Berry had served as assistant adjutant general. He replaces Brig. Gen. William Burks. Burks served as Nevada's adjutant general since 2009. The adjutant general is the state's highest ranking military officer overseeing more than 4,400 in the Nevada Air and Army National Guards.
"Brig. Gen. Berry has served the state of Nevada and his country with distinction as a member and leader of the Nevada National Guard," Nevada Gov. Steve Sisolak said in a statement.
Berry, 60, of Sparks, enlisted in the Nevada Air National Guard in 1986 and was commissioned in 1990. In 2001, he took command of the 152nd Mission Support Flight. He was named the assistant adjutant general, Nevada Air National Guard, in 2015.
"I am honored and humbled to be selected to lead such a fine organization," Berry said. "I live by the motto that, 'to whom much is given, much will be required,' and I am ready to deliver."
Berry, who served 25 years in the Reno Police Department, was named deputy chief of police in 1995. He retired from the department in 2005 as the assistant police chief.

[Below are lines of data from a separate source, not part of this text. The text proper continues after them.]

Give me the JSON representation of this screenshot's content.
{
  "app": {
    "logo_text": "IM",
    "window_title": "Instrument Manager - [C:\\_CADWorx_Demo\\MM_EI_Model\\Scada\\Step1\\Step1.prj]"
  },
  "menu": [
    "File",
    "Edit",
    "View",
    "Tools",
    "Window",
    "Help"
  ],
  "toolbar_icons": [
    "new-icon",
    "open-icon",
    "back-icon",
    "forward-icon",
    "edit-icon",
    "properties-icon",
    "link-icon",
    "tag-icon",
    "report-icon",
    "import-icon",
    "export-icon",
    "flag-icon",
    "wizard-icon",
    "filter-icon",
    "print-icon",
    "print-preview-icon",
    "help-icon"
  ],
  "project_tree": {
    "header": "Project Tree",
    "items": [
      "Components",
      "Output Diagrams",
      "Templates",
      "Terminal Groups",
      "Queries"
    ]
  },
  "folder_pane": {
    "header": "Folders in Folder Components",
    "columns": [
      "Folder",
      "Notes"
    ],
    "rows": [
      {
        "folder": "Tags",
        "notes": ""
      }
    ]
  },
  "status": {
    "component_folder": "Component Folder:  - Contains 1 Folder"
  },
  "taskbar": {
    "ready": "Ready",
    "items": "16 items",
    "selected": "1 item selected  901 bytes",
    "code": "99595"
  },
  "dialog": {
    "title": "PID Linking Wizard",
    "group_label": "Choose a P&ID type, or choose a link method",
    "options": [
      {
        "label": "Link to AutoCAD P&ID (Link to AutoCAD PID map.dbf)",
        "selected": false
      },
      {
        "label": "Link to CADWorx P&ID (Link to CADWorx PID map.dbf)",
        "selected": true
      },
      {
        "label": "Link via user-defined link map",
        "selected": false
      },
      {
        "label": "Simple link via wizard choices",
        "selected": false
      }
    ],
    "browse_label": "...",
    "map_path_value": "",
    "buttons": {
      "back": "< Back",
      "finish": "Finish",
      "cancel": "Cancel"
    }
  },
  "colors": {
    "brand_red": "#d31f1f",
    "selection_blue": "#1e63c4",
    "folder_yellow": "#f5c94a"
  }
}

Berry has worked on commissions and boards throughout his career, including United Way and the Truckee Meadows Boys and Girls Club. In 1990, along with now-Washoe County School Board Trustee Angie Taylor, Berry founded the Northern Nevada Black Cultural Awareness Society.
U.S. Sen. Catherine Cortez Masto, Reno Mayor Hillary Schieve, Sparks Mayor Ron Smith and Washoe County Sheriff Darin Balaam also attended the ceremony.